Judy nodded, though Heather couldn’t help but notice an additional suspicious glance her way.
“Friendly,” she murmured dryly to Luke after the manager had gone. “I bet Gabby felt very welcomed here.”
That comment made him look up from the nightstand, where he was leafing through a paperback book whose title Heather couldn’t see. “What do you mean?”
“Oh, it’s nothing. She told me…” Under his steady gaze, she forced herself to continue. “We came here in March to visit my mother. It was Gabby’s first time on Sea Smoke and we had a huge fight.”
“About?”
“About the fact that I didn’t warn her she might be the only non-white person here.
It wasn’t quite true, but close enough. Anyway, I hadn’t really thought about it, or how it might feel to her.
She said that people were looking at her funny and it made her very uncomfortable. We left two days early.”
Luke was frowning as he glanced around the room. “So why the hell did she come back two months later?”
“Like I said, she was onto some kind of story, but she was pretty cryptic about it. She wanted me to come see in person. I don’t know any details. But it must have been really big to get her back to Sea Smoke.”
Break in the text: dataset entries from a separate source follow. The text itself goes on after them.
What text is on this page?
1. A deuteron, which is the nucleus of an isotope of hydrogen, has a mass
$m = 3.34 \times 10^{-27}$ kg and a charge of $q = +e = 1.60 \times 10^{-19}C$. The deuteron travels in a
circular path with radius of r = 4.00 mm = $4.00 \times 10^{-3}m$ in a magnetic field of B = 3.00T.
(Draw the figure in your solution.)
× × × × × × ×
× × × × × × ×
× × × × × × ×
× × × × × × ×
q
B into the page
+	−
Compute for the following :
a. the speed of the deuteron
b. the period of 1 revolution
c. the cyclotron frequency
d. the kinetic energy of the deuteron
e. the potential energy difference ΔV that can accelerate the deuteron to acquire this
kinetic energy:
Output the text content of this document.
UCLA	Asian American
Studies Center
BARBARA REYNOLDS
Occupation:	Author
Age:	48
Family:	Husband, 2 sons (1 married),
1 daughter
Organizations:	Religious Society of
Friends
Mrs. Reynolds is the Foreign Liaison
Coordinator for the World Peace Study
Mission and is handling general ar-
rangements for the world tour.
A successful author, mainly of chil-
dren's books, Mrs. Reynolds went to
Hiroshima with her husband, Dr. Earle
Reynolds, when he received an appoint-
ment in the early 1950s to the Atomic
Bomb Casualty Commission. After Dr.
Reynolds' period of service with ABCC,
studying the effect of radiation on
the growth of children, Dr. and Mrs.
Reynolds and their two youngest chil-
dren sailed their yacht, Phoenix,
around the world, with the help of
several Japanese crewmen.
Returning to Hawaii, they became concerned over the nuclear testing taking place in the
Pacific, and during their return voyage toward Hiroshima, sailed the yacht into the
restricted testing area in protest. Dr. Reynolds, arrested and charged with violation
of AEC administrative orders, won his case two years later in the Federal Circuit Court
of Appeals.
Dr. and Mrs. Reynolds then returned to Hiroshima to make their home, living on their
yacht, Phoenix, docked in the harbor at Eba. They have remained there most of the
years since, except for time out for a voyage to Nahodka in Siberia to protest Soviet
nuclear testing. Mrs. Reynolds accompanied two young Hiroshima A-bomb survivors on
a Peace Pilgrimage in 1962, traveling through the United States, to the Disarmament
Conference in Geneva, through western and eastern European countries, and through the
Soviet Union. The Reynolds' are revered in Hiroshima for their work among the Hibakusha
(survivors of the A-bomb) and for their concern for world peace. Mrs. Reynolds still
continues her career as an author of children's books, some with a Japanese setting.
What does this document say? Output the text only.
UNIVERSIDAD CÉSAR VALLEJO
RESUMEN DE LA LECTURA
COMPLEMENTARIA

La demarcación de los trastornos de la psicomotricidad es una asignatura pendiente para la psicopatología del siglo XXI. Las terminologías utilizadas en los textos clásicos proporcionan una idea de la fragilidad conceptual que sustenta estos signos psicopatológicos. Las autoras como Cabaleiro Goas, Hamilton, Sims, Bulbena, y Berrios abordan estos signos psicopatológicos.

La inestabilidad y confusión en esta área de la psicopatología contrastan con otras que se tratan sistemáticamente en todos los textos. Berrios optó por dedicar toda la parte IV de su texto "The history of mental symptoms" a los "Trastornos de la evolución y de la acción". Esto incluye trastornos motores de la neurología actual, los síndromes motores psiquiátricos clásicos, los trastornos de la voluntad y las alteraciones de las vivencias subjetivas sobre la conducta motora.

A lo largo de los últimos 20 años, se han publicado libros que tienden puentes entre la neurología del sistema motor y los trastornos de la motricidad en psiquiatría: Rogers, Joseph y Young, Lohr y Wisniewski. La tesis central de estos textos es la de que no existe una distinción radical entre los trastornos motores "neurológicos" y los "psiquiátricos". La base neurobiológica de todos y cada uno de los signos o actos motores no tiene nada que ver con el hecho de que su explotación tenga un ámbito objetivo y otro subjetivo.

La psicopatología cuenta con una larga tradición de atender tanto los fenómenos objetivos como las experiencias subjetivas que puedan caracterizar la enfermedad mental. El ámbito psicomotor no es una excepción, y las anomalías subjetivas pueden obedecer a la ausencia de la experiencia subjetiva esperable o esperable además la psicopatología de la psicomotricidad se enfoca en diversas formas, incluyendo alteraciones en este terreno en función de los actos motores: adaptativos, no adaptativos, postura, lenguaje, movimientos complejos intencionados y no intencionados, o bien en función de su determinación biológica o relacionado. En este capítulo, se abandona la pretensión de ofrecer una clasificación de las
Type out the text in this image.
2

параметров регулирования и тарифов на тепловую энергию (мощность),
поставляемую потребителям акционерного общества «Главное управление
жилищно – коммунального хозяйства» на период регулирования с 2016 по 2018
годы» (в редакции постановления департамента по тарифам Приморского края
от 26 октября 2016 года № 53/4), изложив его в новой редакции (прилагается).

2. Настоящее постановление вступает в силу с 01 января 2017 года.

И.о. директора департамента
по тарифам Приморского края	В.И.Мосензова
“Hm.” Luke jerked his head toward the suitcase. “Want to go through her things and see if anything catches your eye? Less of an invasion of privacy,” he added. “Since you’re her friend.”
Heather knelt next to the suitcase and gingerly looked through Gabby’s clothes, still neatly folded, with various hair care accessories encased in clear plastic zippered bags.
Gabby traveled a lot, and her packing experience showed in her efficient use of the space and color coordination.
Her colors for this trip—she always chose three and stuck to those—were black, purple, and white, all of which would look gorgeous against her rich amber-brown skin.
“Nothing but clothes in here,” she called to Luke, who’d stepped into the bathroom. “Including a grammar nerd t-shirt I gave her for Christmas.”
“Did you check all the pockets? Hers and the suitcases?”
“No.” Feeling silly at that oversight, Heather searched through each pocket of every pair of pants. Gabby was going to be pissed that she’d messed up her perfectly ordered suitcase.
If she ever got a chance to see it.
Tears formed in Heather’s eyes as stark fear tugged at her again. This was just so unlike her, all of this…something very bad must have happened.
She tried to talk herself down. It could also be that Gabby had met someone and had been spending all her time with him. And forgotten her phone charger or lost her phone.
“Found something.” Luke strode from the bathroom, wastepaper basket in hand.
“You searched her trash?” Heather flushed with secondhand embarrassment. What if Gabby had been on her period? “What is it?”
“Come on, let’s go. I know who got her to come out here.”